Polis departmanı her zaman olduğu gibi bugün de yoğun günlerinden birini yaşıyordu. Banka soygunuyla birlikte bütün medyanın hedefi haline gelmiştiler. Susmayan telefonları cevaplamamak için aldıkları emir bugünün kurtarıcı haberi olmuştu.

Bir polis memuru aceleyle elindeki raporu amirine takdim etti.

N Polis Departmanı

Olay raporu: Banka soygunu

Olay Rapor Numarası: 007-67790

İş yeri ismi: N Bankası

Olayın Tarihi: 31 Ekim Perşembe

Olay zamanı: 07:00 - 08:00 arası

İletişim numarası - 017578344

---         ---        ---        ---

Rehine sayısı: toplam 44

Personel sayısı: 23

Müşteri sayısı: 21?

Elindeki evrakları inceledikten sonra polis memuruna baktı ciddi ifadeyle.

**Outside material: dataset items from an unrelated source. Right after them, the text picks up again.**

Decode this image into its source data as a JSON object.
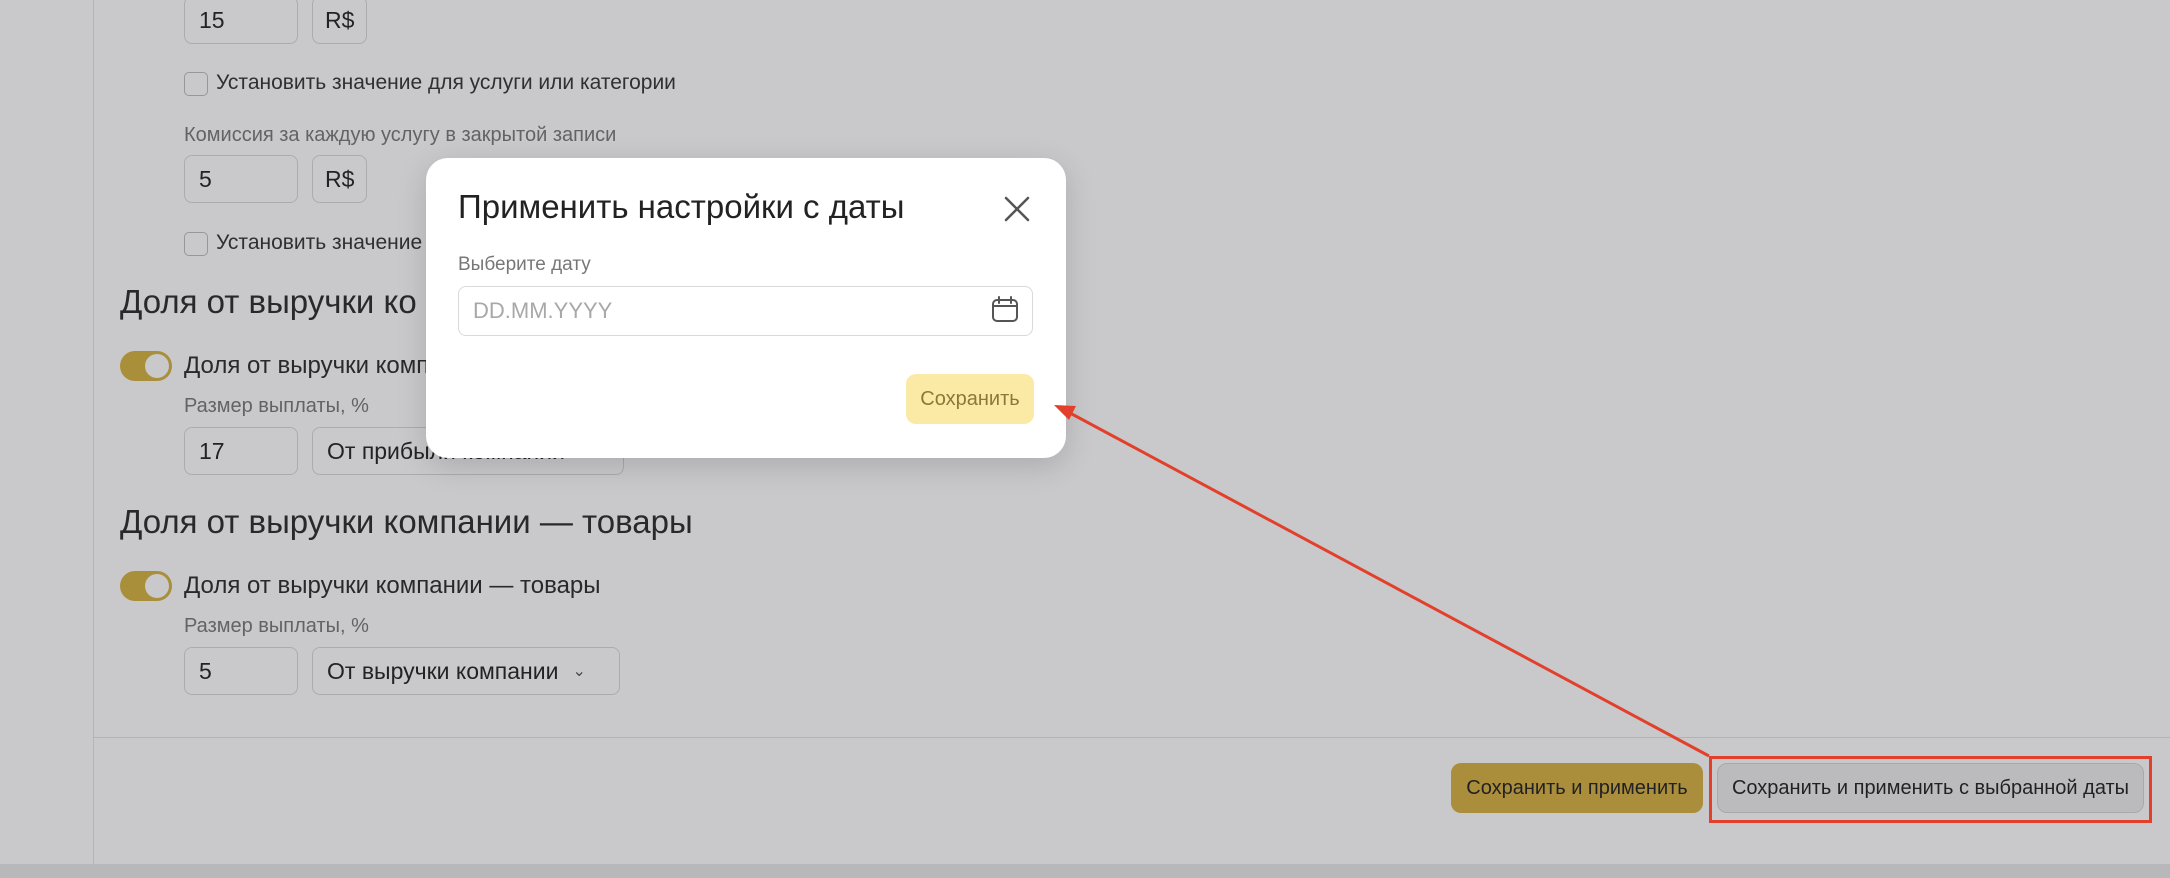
{
  "form": {
    "top_value": "15",
    "top_unit": "R$",
    "checkbox1_label": "Установить значение для услуги или категории",
    "commission_label": "Комиссия за каждую услугу в закрытой записи",
    "commission_value": "5",
    "commission_unit": "R$",
    "checkbox2_label": "Установить значение д",
    "section1_title": "Доля от выручки ко",
    "section1_toggle_label": "Доля от выручки комп",
    "section1_payout_label": "Размер выплаты, %",
    "section1_value": "17",
    "section1_select": "От прибыли компании",
    "section2_title": "Доля от выручки компании — товары",
    "section2_toggle_label": "Доля от выручки компании — товары",
    "section2_payout_label": "Размер выплаты, %",
    "section2_value": "5",
    "section2_select": "От выручки компании"
  },
  "footer": {
    "save_apply_label": "Сохранить и применить",
    "save_apply_date_label": "Сохранить и применить с выбранной даты"
  },
  "modal": {
    "title": "Применить настройки с даты",
    "date_label": "Выберите дату",
    "date_placeholder": "DD.MM.YYYY",
    "save_label": "Сохранить"
  },
  "colors": {
    "accent": "#d6b03e",
    "annotation": "#e2402b"
  }
}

"Bugün için çalışanlar arasından sağlık ve ya her hangi kaza raporu alan olmuş mu?"

"Hayır amirim. Sistemler kesilmeden önceki kamera görüntülerinden de bütün işçilerin listesini çıkarttım. Hepsi dosyanın içerisinde."

Adam kafasını sallayarak listeye göz attı.

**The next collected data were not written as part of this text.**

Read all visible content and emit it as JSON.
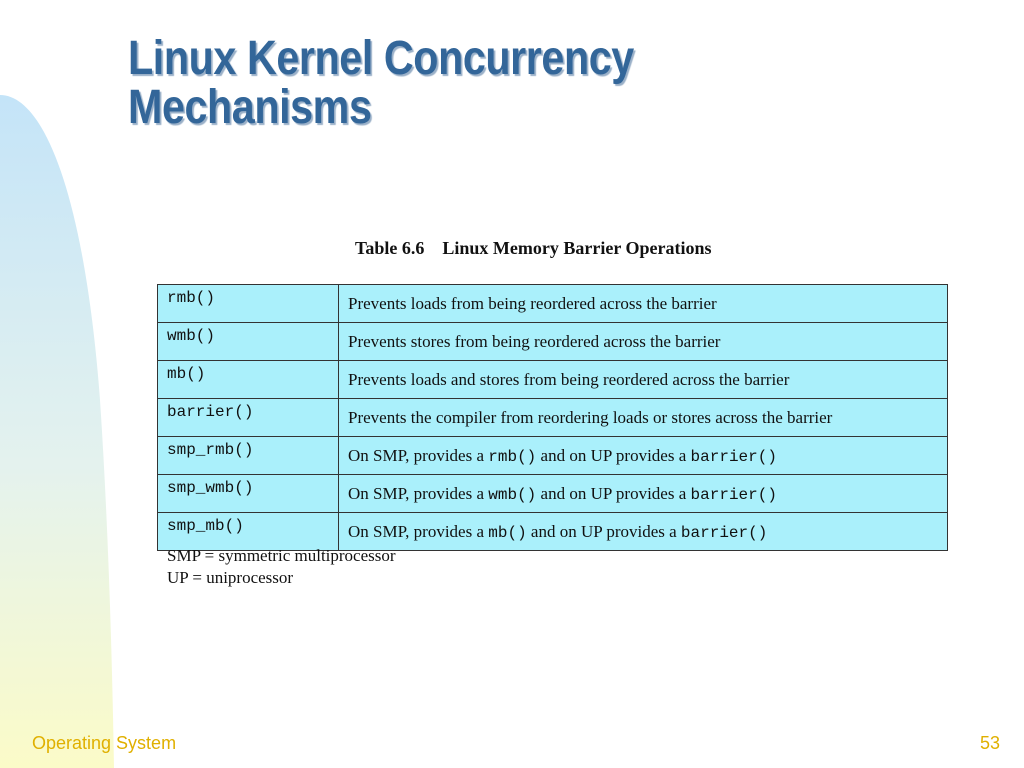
{
  "slide": {
    "title_line1": "Linux Kernel Concurrency",
    "title_line2": "Mechanisms",
    "footer_label": "Operating System",
    "page_number": "53"
  },
  "table": {
    "caption_number": "Table 6.6",
    "caption_title": "Linux Memory Barrier Operations",
    "rows": [
      {
        "op": "rmb()",
        "desc": "Prevents loads from being reordered across the barrier"
      },
      {
        "op": "wmb()",
        "desc": "Prevents stores from being reordered across the barrier"
      },
      {
        "op": "mb()",
        "desc": "Prevents loads and stores from being reordered across the barrier"
      },
      {
        "op": "barrier()",
        "desc": "Prevents the compiler from reordering loads or stores across the barrier"
      },
      {
        "op": "smp_rmb()",
        "desc_pre": "On SMP, provides a ",
        "desc_code1": "rmb()",
        "desc_mid": " and on UP provides a ",
        "desc_code2": "barrier()"
      },
      {
        "op": "smp_wmb()",
        "desc_pre": "On SMP, provides a ",
        "desc_code1": "wmb()",
        "desc_mid": " and on UP provides a ",
        "desc_code2": "barrier()"
      },
      {
        "op": "smp_mb()",
        "desc_pre": "On SMP, provides a ",
        "desc_code1": "mb()",
        "desc_mid": " and on UP provides a ",
        "desc_code2": "barrier()"
      }
    ]
  },
  "notes": {
    "smp": "SMP = symmetric multiprocessor",
    "up": "UP = uniprocessor"
  },
  "colors": {
    "title": "#336699",
    "table_fill": "#aaf0fb",
    "footer": "#e0b000"
  }
}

"Yalnız, ... Erken saatlerde bir çalışanın kocası bankaya girmiş. Hareketlerinden sarhoş olduğu açıkça belliydi. Yani onunla birlikte 44 rehine var."

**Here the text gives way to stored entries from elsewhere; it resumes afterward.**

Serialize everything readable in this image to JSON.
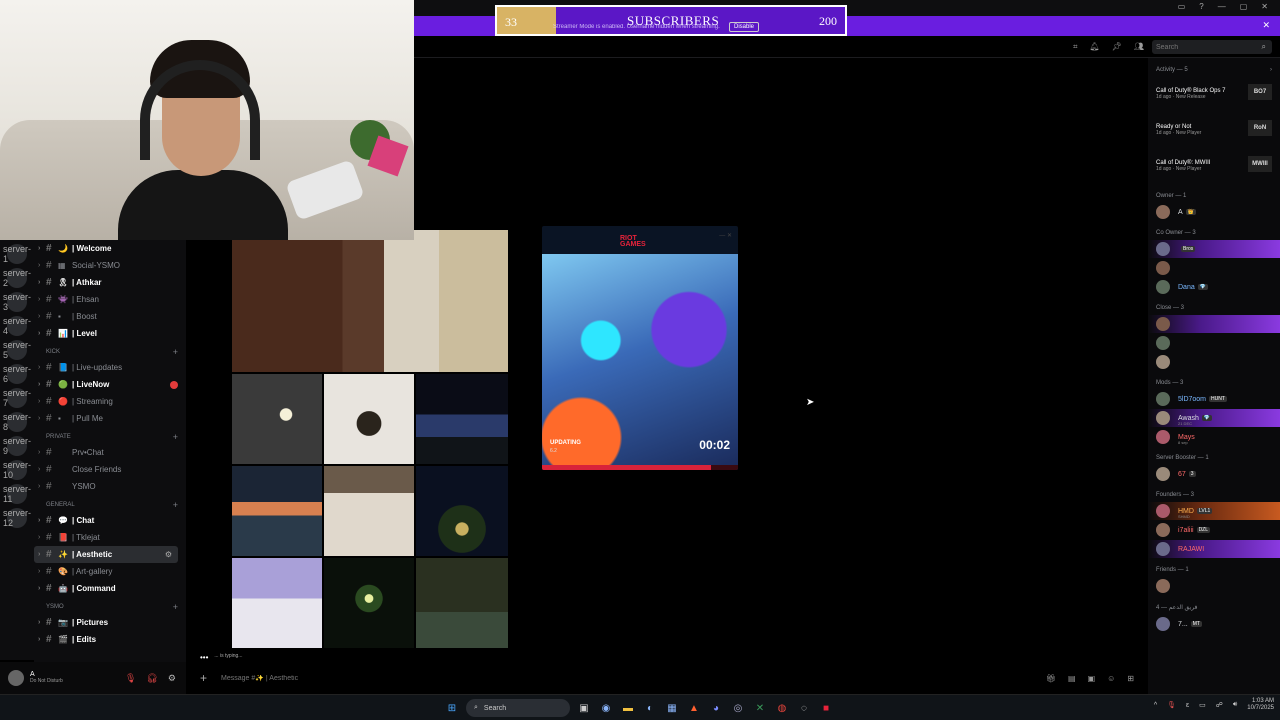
{
  "streamer_banner": {
    "notice": "Streamer Mode is enabled. Username hidden when streaming.",
    "disable_label": "Disable"
  },
  "subscriber_goal": {
    "current": "33",
    "title": "SUBSCRIBERS",
    "target": "200",
    "colors": {
      "left": "#d8b364",
      "main": "#5b17c6"
    }
  },
  "header": {
    "search_placeholder": "Search"
  },
  "server_rail": {
    "icons": [
      "server-1",
      "server-2",
      "server-3",
      "server-4",
      "server-5",
      "server-6",
      "server-7",
      "server-8",
      "server-9",
      "server-10",
      "server-11",
      "server-12"
    ]
  },
  "channels": {
    "top": [
      {
        "emoji": "🌙",
        "label": "| Welcome",
        "bright": true
      },
      {
        "emoji": "▦",
        "label": "Social-YSMO",
        "bright": false
      },
      {
        "emoji": "🎗",
        "label": "| Athkar",
        "bright": true
      },
      {
        "emoji": "👾",
        "label": "| Ehsan",
        "bright": false
      },
      {
        "emoji": "▪",
        "label": "| Boost",
        "bright": false
      },
      {
        "emoji": "📊",
        "label": "| Level",
        "bright": true
      }
    ],
    "cat_kick": "KICK",
    "kick": [
      {
        "emoji": "📘",
        "label": "| Live-updates",
        "bright": false
      },
      {
        "emoji": "🟢",
        "label": "| LiveNow",
        "bright": true,
        "badge": true
      },
      {
        "emoji": "🔴",
        "label": "| Streaming",
        "bright": false
      },
      {
        "emoji": "▪",
        "label": "| Pull Me",
        "bright": false
      }
    ],
    "cat_private": "PRIVATE",
    "private": [
      {
        "emoji": "",
        "label": "Prv•Chat",
        "bright": false
      },
      {
        "emoji": "",
        "label": "Close Friends",
        "bright": false
      },
      {
        "emoji": "",
        "label": "YSMO",
        "bright": false
      }
    ],
    "cat_general": "GENERAL",
    "general": [
      {
        "emoji": "💬",
        "label": "| Chat",
        "bright": true
      },
      {
        "emoji": "📕",
        "label": "| Tklejat",
        "bright": false
      },
      {
        "emoji": "✨",
        "label": "| Aesthetic",
        "bright": true,
        "active": true
      },
      {
        "emoji": "🎨",
        "label": "| Art-gallery",
        "bright": false
      },
      {
        "emoji": "🤖",
        "label": "| Command",
        "bright": true
      }
    ],
    "cat_ysmo": "YSMO",
    "ysmo": [
      {
        "emoji": "📷",
        "label": "| Pictures",
        "bright": true
      },
      {
        "emoji": "🎬",
        "label": "| Edits",
        "bright": true
      }
    ]
  },
  "user_panel": {
    "name": "A",
    "status": "Do Not Disturb"
  },
  "riot": {
    "logo_line1": "RIOT",
    "logo_line2": "GAMES",
    "status": "UPDATING",
    "version": "6.2",
    "timer": "00:02",
    "progress": 0.86
  },
  "typing": {
    "text": "... is typing..."
  },
  "composer": {
    "placeholder": "Message #✨ | Aesthetic"
  },
  "members": {
    "activity_header": "Activity — 5",
    "activities": [
      {
        "title": "Call of Duty® Black Ops 7",
        "sub": "1d ago · New Release",
        "icon": "BO7"
      },
      {
        "title": "Ready or Not",
        "sub": "1d ago · New Player",
        "icon": "RoN"
      },
      {
        "title": "Call of Duty®: MWIII",
        "sub": "1d ago · New Player",
        "icon": "MWIII"
      }
    ],
    "sections": [
      {
        "header": "Owner — 1",
        "members": [
          {
            "name": "A",
            "tag": "👑",
            "style": ""
          }
        ]
      },
      {
        "header": "Co Owner — 3",
        "members": [
          {
            "name": "",
            "tag": "Bros",
            "style": "grad"
          },
          {
            "name": "",
            "tag": "",
            "style": ""
          },
          {
            "name": "Dana",
            "tag": "💎",
            "style": ""
          }
        ]
      },
      {
        "header": "Close — 3",
        "members": [
          {
            "name": "",
            "tag": "",
            "style": "grad"
          },
          {
            "name": "",
            "tag": "",
            "style": ""
          },
          {
            "name": "",
            "tag": "",
            "style": ""
          }
        ]
      },
      {
        "header": "Mods — 3",
        "members": [
          {
            "name": "5lD7oom",
            "tag": "HUNT",
            "sub": "",
            "style": ""
          },
          {
            "name": "Awash",
            "tag": "💎",
            "sub": "21 DEC",
            "style": "grad"
          },
          {
            "name": "Mays",
            "tag": "",
            "sub": "8 sep",
            "style": ""
          }
        ]
      },
      {
        "header": "Server Booster — 1",
        "members": [
          {
            "name": "67",
            "tag": "3",
            "style": ""
          }
        ]
      },
      {
        "header": "Founders — 3",
        "members": [
          {
            "name": "HMD",
            "tag": "LVL1",
            "sub": "SHMD",
            "style": "grad2"
          },
          {
            "name": "i7aliii",
            "tag": "DZL",
            "style": ""
          },
          {
            "name": "RAJAWI",
            "tag": "",
            "style": "grad"
          }
        ]
      },
      {
        "header": "Friends — 1",
        "members": [
          {
            "name": "",
            "tag": "",
            "style": ""
          }
        ]
      },
      {
        "header": "4 — فريق الدعم",
        "members": [
          {
            "name": "7...",
            "tag": "MT",
            "style": ""
          }
        ]
      }
    ]
  },
  "taskbar": {
    "search_label": "Search",
    "time": "1:03 AM",
    "date": "10/7/2025"
  }
}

"Eğer içerideyse belki bir yerlerde sızmış olabilir. O halde ortalıkta dolaşacak değil ya."

"Telefon sinyalleri izleniyor efendim. Ne yazık ki onunki de onbeş dakika önce kesildi."

"Çok güzel Micheal. Çok güzel!"

Sinirle ayağa kalkarak volta atmaya başladı.

"Bu garip maskeli soyguncunun geldiği yeri kameralardan takip ettiniz mi?"

"Şu anda hazırlanıyor efendim."

Micheal'ın konuşması biter bitmez kapıya vuruldu ve bir kadın kafasını içeri uzattı.

"Amirim müsait misiniz? Görüntüler hazır!"

Haberi duyar duymaz hışımla dışarı kaçtı.

Monitorların olduğu konuma ilerlediğinde küçük televizyonların önünde durarak kulaklık takmış adamın hizasına eğildi.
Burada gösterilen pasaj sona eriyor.